In our study, inferior survival associated with receiving adjuvant chemotherapy more than 3 months after definitive surgery persisted after controlling for known prognostic factors. This is consistent with the data reported by Lohrisch et al. [23] who showed that survival is compromised by chemotherapy delays of more than 12 weeks after definitive surgery. Significant differences in chemotherapy completion in African American and Hispanic women compared with whites did not eliminate disparities in survival among these racial/ethnic groups. Hershman and colleagues [2] also noted persistent disparities in survival between African American and white women after adjusting for known predictors of survival and treatment quality in a data obtained from clinical trials. One possible explanation may involve differential rates of adherence to hormonal therapy. African American women may be less likely to complete a full 5-year course of adjuvant hormonal therapy and clinical trials do not usually measure hormonal therapy adherence [24]. In addition, racial or ethnic differences in genes responsible for the metabolism of either chemotherapeutic agents or hormonal treatments may contribute to these findings, and this variability may affect both toxicity and effectiveness of the treatment [25, 26]. It is known that African American women with breast cancer, especially those who are premenopausal, seem to have a higher incidence of biologically more aggressive cancers that are basal-like or triple negative [2729]. One of the earlier studies by Hershman et al. using SEER–Medicare data on women diagnosed with breast cancer between 1992 and 1999 with stages I–II BC did not reveal differences in chemotherapy initiation between African–American and Caucasian women. Differences in the findings of the two studies are likely due to our inclusion of women with a more advanced disease stage.

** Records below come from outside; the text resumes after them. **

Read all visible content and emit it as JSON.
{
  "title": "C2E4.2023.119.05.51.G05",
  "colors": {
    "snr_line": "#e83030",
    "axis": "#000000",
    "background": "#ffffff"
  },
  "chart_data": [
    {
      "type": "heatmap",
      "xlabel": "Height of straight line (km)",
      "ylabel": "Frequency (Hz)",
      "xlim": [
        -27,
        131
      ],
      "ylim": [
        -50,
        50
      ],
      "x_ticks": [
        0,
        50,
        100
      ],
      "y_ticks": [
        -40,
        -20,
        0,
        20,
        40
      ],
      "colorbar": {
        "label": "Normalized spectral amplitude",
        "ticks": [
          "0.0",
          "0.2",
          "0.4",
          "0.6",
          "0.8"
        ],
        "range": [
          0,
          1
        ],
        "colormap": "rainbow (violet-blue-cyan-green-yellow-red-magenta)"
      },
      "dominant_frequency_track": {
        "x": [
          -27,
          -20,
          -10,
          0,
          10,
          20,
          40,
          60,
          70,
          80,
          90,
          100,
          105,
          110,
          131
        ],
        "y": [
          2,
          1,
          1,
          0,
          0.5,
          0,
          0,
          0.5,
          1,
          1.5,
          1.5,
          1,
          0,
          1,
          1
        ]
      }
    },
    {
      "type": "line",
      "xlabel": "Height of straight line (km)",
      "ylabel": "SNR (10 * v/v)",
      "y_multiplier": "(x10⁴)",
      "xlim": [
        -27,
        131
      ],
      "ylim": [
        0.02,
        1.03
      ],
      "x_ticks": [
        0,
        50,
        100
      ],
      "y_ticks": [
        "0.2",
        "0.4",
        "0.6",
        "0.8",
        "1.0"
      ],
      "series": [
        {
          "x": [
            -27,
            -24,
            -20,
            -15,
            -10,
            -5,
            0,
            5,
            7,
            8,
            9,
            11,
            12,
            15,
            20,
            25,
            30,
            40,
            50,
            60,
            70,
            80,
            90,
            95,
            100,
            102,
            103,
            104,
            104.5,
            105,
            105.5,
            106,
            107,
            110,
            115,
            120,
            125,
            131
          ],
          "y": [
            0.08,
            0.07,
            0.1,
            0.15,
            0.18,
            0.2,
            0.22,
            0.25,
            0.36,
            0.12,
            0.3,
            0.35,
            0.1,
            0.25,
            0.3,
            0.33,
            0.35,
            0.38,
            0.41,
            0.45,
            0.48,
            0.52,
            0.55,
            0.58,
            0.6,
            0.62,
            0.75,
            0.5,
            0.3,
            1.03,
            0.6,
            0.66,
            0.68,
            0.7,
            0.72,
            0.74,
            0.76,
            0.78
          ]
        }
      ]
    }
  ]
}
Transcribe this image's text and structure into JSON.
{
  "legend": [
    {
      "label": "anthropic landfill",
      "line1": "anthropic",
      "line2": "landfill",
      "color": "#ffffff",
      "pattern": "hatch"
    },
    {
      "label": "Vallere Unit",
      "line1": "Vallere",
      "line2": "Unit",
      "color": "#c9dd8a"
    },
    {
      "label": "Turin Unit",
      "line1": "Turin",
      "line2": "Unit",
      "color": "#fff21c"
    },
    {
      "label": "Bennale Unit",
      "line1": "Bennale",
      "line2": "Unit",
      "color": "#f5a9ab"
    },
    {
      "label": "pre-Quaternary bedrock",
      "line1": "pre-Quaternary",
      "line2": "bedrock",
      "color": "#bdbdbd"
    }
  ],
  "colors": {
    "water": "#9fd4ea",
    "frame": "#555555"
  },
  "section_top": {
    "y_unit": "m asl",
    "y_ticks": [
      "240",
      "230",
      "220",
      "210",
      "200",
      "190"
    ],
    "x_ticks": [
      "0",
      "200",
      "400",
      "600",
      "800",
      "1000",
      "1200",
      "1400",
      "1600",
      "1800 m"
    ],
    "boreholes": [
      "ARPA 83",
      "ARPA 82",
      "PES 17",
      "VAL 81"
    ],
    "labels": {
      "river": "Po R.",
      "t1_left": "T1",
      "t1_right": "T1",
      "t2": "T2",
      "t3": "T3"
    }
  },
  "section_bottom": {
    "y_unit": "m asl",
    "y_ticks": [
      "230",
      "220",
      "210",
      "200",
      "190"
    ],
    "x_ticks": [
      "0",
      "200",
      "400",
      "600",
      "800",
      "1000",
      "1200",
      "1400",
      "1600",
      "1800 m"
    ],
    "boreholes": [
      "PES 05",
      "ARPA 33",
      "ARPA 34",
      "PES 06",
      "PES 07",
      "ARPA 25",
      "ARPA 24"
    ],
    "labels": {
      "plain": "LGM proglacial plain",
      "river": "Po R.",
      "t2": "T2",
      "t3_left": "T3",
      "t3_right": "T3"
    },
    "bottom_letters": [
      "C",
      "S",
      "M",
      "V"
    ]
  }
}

This study has several limitations as previously described [13]. Our analysis did not include beneficiaries enrolled in HMOs. Hispanic women are more likely to be in Medicare HMOs (because of the residence area) [30]. Both Hispanic and African American women enrolled in traditional Medicare (i.e., not enrolled in HMOs) are less likely than white women to have supplemental coverage, and are more likely to have Medicaid [30]. This might lead to a selection bias if there are systematic differences, disease or treatment characteristics, between HMO enrollees and non-enrollees. Comparisons of the accuracy of Medicare’s race codes with self-report (using the Medicare Current Beneficiary Survey data) suggested that the primary error is in mistakenly identifying some Asians, Native Americans, and Hispanics as white [31]. The impact of the misclassification has not been examined to date. Because patient comorbidity is identified from diagnoses coded on claim forms, breast cancer survivors may have greater interaction with care providers that could have led to more comorbid conditions identified. Furthermore, income, supplemental insurance, and availability of providers all significantly affect access to care but were not included in our models which only included a census tract SES variable on the percentage of persons living in poverty and urban–rural status.

In summary, this study clarified some of the effects of chemotherapy delivery on survival by race/ethnicity among older BC survivors with Medicare coverage. Delay in chemotherapy initiation and lack of chemotherapy completion were significantly associated with a decreased survival. African American women still had worse survival even after controlling for chemotherapy initiation and chemotherapy completion. The findings have important clinical implications for both care providers and patients in timely chemotherapy initiation and complete cycles of chemotherapy. A better understanding of the barriers to complete and timely adjuvant treatment among various ethnic populations would help to reduce racial disparities in survival, while realizing that there are still other factors to be identified that may explain the remaining differences in survival between ethnic women with breast cancer [32, 33].